Нервы всю жизнь дают мне о себе знать. В юности я внезапно бледнел и со мной случались приступы астмы, в зрелом возрасте я не раз сваливался в постель с разнообразными недомоганиями, за чем неизменно следовал какой-нибудь жизненный кризис. Тело обладает своим собственным таинственным знанием: когда вымогатели или кредиторы готовили на меня очередное покушение, когда я прекращал литературную работу, оно отказывалось служить. Тело способно раньше, чем душа, предчувствовать беду. Без сомнения, именно об этом хотел поведать нам мистер Дарвин – надо только разобраться в средневековых мистериях его прозы. На сегодня хватит – я устал.
18 августа 1900 г.
Кажется, речь шла о моем детстве? Судьба моя была предопределена уже в те годы, но узнал я об этом по чистой случайности. Когда я в каникулы жил в Мойтуре, Фрэнк Хулихэн, работавший там у моего отца, однажды отвел меня к старой крестьянке, которая славилась на всю округу как гадалка. Он мне часто о ней рассказывал, и мне не терпелось побывать у нее. Видимо, я надеялся, что она распознает во мне то, что я уже открыл в себе сам. Я увидел дряхлую старуху, одетую в обычное для женщин этой местности красное платье. Она взяла мою ладонь, бледную и уже тогда крупную, и принялась рассматривать ее с несколько презрительным видом. И вдруг она погладила мне руку и заговорила о том, что судьба моя будет величественной и ужасной, что имя Оскар, прославленное в анналах ирландской истории, ляжет на меня (так она и сказала – ляжет), как дальние дали, которые видишь во сне, накладываются на дневную явь.

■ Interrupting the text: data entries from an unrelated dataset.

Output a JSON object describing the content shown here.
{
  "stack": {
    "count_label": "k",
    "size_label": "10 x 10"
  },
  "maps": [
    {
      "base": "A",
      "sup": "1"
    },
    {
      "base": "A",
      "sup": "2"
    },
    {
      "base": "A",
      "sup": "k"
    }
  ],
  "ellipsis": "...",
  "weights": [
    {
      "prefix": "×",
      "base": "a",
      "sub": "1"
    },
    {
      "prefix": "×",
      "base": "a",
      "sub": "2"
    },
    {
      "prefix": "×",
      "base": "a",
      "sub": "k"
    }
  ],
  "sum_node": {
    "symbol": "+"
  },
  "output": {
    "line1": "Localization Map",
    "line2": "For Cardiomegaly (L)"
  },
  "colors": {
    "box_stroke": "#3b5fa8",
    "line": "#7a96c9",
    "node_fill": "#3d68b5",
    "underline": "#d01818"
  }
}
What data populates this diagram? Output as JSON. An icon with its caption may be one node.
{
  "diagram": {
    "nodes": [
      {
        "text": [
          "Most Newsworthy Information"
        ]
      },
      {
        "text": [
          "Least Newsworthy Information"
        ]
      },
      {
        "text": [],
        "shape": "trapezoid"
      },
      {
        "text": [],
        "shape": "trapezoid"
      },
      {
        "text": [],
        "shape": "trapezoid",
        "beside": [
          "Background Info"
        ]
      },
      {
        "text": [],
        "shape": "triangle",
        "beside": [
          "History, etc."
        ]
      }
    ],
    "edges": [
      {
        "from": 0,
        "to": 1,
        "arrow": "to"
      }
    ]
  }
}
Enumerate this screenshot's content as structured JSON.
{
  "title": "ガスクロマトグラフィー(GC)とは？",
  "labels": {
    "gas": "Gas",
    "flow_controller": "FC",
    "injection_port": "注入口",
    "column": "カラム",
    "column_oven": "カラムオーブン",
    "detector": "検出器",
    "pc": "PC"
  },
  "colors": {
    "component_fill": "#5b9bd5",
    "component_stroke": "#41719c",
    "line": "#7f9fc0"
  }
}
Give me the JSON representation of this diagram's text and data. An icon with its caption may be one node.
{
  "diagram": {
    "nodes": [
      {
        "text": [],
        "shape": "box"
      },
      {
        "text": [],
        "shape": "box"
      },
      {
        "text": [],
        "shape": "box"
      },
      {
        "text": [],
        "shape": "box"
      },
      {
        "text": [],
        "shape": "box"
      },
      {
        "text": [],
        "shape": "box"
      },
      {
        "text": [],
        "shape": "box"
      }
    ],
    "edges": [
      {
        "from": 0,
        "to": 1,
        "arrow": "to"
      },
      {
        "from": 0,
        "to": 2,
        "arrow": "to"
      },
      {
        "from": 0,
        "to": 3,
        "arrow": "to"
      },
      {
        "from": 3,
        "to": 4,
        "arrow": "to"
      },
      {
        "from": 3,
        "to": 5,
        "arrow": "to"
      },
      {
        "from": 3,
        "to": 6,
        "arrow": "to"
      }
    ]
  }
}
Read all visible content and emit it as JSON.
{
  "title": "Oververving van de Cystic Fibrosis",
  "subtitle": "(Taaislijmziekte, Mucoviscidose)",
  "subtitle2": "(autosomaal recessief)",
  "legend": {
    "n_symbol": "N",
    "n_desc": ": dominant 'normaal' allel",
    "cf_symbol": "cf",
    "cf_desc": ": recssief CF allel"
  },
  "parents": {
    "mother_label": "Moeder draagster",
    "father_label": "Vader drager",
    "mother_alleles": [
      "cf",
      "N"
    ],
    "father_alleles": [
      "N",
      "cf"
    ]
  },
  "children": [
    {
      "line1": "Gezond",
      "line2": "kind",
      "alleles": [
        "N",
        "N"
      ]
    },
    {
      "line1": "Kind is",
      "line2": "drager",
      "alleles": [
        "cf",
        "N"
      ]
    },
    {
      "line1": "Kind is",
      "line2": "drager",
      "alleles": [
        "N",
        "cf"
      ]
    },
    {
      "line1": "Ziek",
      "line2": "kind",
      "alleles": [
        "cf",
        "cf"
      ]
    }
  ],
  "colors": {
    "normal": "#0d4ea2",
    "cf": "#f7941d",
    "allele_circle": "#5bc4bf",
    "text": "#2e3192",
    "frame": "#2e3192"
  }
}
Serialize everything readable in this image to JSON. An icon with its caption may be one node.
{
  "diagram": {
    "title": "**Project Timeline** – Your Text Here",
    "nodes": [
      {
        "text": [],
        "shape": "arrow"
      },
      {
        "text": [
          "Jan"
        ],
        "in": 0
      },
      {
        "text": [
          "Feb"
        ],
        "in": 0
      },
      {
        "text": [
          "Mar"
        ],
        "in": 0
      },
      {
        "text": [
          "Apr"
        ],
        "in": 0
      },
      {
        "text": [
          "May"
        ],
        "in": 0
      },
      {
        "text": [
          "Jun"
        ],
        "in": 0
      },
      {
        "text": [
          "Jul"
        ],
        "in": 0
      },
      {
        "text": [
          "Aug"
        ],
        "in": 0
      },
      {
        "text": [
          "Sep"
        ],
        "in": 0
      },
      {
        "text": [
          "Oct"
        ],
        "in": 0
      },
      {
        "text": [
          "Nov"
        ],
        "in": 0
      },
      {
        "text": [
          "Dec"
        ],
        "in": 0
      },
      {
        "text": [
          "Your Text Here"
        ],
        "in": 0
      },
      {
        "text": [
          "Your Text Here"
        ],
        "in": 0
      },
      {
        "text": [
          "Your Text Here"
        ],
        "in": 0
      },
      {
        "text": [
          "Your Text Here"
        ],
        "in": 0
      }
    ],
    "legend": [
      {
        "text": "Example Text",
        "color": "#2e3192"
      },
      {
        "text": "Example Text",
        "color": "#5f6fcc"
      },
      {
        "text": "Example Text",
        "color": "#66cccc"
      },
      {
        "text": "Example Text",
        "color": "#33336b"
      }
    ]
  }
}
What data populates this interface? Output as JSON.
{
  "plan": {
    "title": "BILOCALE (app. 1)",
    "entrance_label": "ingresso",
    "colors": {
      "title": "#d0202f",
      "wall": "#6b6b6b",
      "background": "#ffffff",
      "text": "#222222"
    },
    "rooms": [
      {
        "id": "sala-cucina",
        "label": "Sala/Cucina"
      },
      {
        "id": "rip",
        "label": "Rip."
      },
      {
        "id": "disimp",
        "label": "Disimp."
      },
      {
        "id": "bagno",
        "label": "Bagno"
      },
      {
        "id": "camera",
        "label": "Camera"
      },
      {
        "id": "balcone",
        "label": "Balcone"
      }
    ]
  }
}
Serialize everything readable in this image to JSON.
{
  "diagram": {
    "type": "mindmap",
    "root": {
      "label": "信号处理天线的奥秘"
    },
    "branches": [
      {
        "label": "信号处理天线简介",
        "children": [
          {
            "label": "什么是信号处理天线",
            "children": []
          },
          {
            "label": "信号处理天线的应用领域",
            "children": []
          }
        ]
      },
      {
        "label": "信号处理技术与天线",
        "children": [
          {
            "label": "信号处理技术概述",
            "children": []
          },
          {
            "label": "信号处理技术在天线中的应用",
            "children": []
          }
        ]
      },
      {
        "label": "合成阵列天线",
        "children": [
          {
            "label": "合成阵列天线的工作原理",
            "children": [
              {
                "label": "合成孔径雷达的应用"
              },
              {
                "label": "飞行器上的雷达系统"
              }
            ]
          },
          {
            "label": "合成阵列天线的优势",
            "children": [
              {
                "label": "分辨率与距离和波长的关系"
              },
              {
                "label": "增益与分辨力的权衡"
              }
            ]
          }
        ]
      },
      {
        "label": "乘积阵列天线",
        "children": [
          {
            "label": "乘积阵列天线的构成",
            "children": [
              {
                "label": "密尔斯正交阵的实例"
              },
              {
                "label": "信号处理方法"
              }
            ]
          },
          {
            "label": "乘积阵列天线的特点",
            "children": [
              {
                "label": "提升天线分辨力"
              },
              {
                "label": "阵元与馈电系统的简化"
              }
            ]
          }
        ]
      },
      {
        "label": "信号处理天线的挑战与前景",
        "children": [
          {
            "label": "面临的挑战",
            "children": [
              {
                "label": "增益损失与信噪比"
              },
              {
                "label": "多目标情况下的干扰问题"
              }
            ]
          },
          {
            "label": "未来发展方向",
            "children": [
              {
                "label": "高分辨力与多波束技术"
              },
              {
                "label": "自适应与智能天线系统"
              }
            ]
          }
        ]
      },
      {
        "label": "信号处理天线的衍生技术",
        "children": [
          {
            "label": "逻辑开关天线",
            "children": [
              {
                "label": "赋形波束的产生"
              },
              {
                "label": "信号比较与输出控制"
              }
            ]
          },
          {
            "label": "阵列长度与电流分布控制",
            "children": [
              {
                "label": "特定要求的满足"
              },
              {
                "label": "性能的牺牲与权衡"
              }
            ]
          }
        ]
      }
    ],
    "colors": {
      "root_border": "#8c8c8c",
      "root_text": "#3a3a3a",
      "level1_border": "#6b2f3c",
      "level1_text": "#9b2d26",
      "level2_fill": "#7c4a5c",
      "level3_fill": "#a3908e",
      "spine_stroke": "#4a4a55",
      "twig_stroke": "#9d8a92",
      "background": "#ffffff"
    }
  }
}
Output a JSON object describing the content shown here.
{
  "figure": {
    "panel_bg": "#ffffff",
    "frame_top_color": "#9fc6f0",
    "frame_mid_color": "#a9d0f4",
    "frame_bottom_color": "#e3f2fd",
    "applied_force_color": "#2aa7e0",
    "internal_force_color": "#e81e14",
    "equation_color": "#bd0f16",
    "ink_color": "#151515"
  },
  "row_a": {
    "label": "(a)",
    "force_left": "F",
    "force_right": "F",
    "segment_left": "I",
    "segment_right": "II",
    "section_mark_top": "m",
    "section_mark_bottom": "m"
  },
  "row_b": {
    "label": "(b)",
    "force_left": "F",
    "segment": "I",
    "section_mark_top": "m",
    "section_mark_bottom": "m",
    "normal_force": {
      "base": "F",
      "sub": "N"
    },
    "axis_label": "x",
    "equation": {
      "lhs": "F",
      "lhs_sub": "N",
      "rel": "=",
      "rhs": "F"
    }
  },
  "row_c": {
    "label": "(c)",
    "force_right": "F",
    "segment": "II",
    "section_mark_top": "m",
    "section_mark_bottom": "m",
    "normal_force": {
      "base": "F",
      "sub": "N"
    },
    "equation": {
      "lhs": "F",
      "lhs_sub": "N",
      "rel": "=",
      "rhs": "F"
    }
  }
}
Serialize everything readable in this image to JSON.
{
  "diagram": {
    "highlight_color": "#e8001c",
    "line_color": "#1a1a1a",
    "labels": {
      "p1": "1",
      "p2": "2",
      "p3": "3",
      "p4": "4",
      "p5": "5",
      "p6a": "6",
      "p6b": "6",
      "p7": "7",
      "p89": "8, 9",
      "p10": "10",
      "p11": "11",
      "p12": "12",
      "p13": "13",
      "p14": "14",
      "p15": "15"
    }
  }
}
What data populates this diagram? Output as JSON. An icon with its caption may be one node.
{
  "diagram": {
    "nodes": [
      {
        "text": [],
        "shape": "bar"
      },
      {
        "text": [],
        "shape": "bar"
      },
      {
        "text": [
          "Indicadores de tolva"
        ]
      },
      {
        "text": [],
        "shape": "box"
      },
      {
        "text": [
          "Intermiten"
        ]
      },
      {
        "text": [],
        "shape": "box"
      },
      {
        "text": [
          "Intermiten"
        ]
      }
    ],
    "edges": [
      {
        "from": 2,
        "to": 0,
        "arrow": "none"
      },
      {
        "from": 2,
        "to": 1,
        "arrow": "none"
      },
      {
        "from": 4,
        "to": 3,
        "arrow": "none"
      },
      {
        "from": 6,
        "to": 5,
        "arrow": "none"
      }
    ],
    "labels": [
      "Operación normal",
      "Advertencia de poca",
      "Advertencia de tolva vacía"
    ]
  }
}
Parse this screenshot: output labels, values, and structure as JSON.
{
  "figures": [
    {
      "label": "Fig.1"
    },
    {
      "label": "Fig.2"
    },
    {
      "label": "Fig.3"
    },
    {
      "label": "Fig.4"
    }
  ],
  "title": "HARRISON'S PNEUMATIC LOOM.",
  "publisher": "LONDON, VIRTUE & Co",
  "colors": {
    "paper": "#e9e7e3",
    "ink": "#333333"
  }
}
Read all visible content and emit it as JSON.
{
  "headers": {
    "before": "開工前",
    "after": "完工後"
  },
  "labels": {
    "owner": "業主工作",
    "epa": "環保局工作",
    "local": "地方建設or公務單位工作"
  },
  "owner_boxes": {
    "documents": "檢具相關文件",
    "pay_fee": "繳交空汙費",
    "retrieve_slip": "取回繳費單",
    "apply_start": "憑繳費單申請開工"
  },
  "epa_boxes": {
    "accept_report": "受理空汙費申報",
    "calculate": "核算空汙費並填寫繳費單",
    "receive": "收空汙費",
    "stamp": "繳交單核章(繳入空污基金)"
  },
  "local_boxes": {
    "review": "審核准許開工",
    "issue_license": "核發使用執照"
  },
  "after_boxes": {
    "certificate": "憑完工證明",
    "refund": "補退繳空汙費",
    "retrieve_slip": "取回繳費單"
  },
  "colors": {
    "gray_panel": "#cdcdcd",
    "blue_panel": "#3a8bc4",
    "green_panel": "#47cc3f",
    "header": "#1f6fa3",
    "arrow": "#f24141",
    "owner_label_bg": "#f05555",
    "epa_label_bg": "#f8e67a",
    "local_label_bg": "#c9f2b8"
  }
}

В молчании сели мы с Фрэнком в повозку и поехали домой. С тех пор ощущение судьбы никогда не покидало меня. Из книг, прочитанных в Порторе, я знал, что пружина всякой трагедии – безрассудство трагического героя: даже сознавая тяготеющий над ним рок, он рвется навстречу гибели. Воспеть мою судьбу, разумеется, было некому –
что ж, пришлось самому стать своим собственным хором.До сих пор я никому и никогда не рассказывал о детстве – даже тем, кто хорошо меня знал и сочувствовал мне в моих бедах, – поскольку не желал открыть постыдную тайну, принадлежавшую не мне. Когда в промежутке между процессами, отпущенный под залог, я, как раненый зверь, отлеживался в доме у матери, она с плачем пришла ко мне и сказала, что это она виновата в моей несчастной судьбе и что я расплачиваюсь за ее грех: сэр Уильям не мой отец. Я незаконнорожденный. Мне стало понятно, почему, упоминая о сэре Уильяме, я никогда не мог удержаться от вздоха и почему я совершенно на него не похож. Мне ясно теперь, почему на Меррион-сквер я всегда был как бы на особом положении и почему моя мать всеми силами старалась защитить меня от мира: она боялась, что я унаследовал ту чувственность, в которой был зачат.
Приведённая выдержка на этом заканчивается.